Meinung: Eine kleine Gruppe Kanadier lebt es. Der Rest von uns hat Probleme. Willkommen in der K-förmigen Wirtschaft

https://www.thestar.com/opinion/contributors/scoffield-placeholder-hed-tktk/article_d0885425-d785-4798-a992-89b9da25de6b.html

11 Kommentare

  1. TheBannaMeister on

    >A K-shaped economy describes a divergent economic recovery where different sectors or income groups move in opposite directions—the wealthy prosper (upper arm) while lower-income households and certain sectors suffer (lower arm).

    this is just describing capitalism

  2. Basically the gains that the 0.1% had in the past two decades all came from the back of the working class. Pretty clear picture if you look at the chart of wage growth and stock market growth for the past 20 years.

  3. Ketchupkitty on

    > Since the pandemic ended, life for the wealthy has been a joyride. Financial markets have been soaring.
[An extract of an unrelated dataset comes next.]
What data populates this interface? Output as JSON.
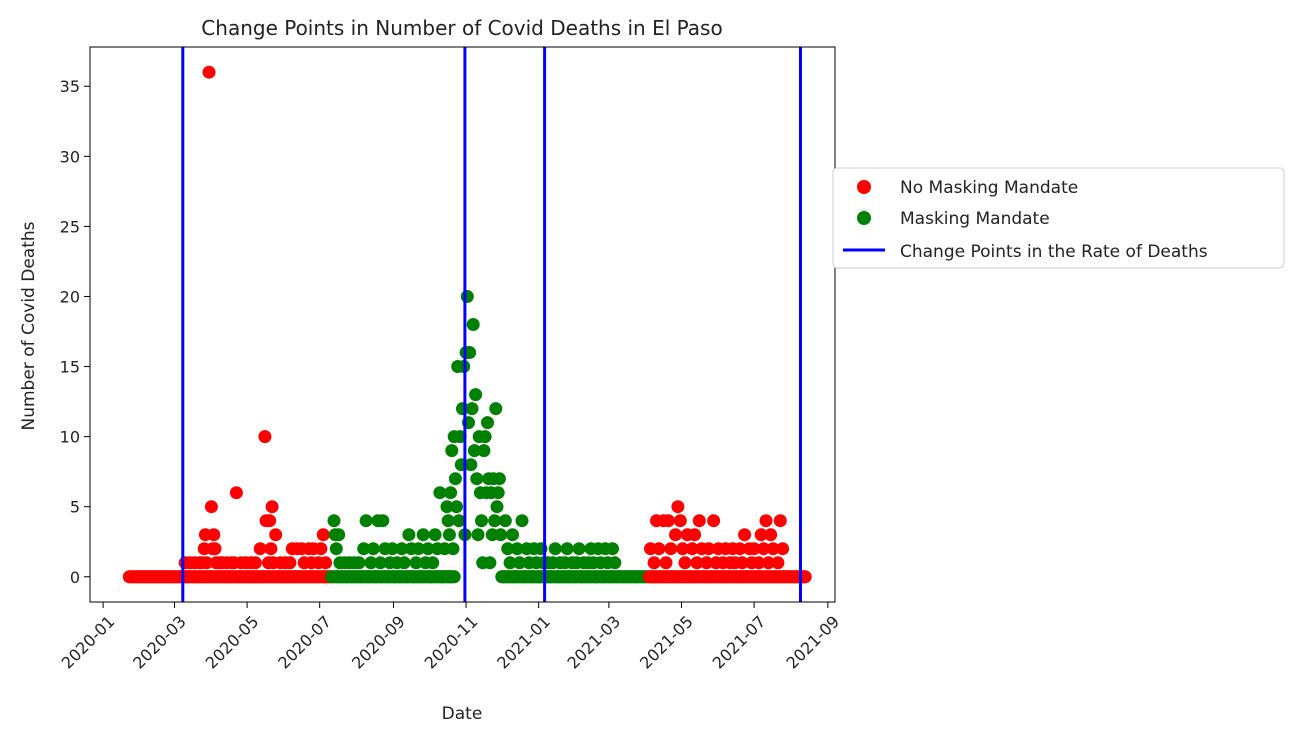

The TSX has risen 87.5 per cent since January 2020. South of the border, the S&P 500 has risen 111.8 per cent during that same time period.

    It bewilders me at the idea that only the „wealthy“ can be involved in the stock market. People are blowing more on interest per month by financing crap they don’t truely need than what would be required to retire with dignity.

    People pretend they don’t have money to invest meanwhile the average new car payment is well over 500 bucks a month, it’s completely moronic.

  4. toilet_for_shrek on

    I mean all capitalist countries would be K-shaped. The arms of Canada’s K would just diverge so much that it barely resembles a K anymore

  5. Fifty years ago. 1976. In Ontario that year, the minimum wage was $2.65/hr, or about 400/month. Welfare paid a single employable adult 180/mo. Disability paid 250/mo The median family household income was about 1400/mo after tax.

    Rent on a 3 bedroom home in the Toronto suburbs was about 250/mo. Such a home could be purchased for about 50,000. A 1 bedroom downtown Toronto rented for about 150 / mo. A cheap single-room occupancy could be had for maybe 80/mo at the most.

    A loaf of bread 0.40, lb ground beef 0.90, gasoline 0.18 / litre, electricity 0.01 per kWh.

    TTC in Toronto cost 50 cents. A new Ford Pinto 4500. A new 14″ colour TV 500.

    Telephone service 15/mo. But calling long distance in province was 0.30 a minute and across the country 1.50 a minute.

    Some things have gotten cheaper for us common people but mostly not.

  6. To be in the top 1% earner global is 30k to 60k annually.  Still billions of ppl that would love to be Canadian poor vs actual poor.

  7. Xenophonehome on

    You honestly get what you deserve and Canadians just don’t seem to care that they’re being ripped off and treated like slave labor.
    Most of our government are puppets to either the ccp or India or American influence and people dont seem to care enough when 100 years ago they handled these things very differently.

    Right now people should be holding general public strikes, coordinated boycotts targeting one corrupt corporation at a time and using our purchasing power to fight back but we as a country just take it dry over a barrel. The most people do now is argue online.

    I don’t think tptb have ever had people this divided and conquered before in history. Between social media and the bs news from every side it’s a check mate imo.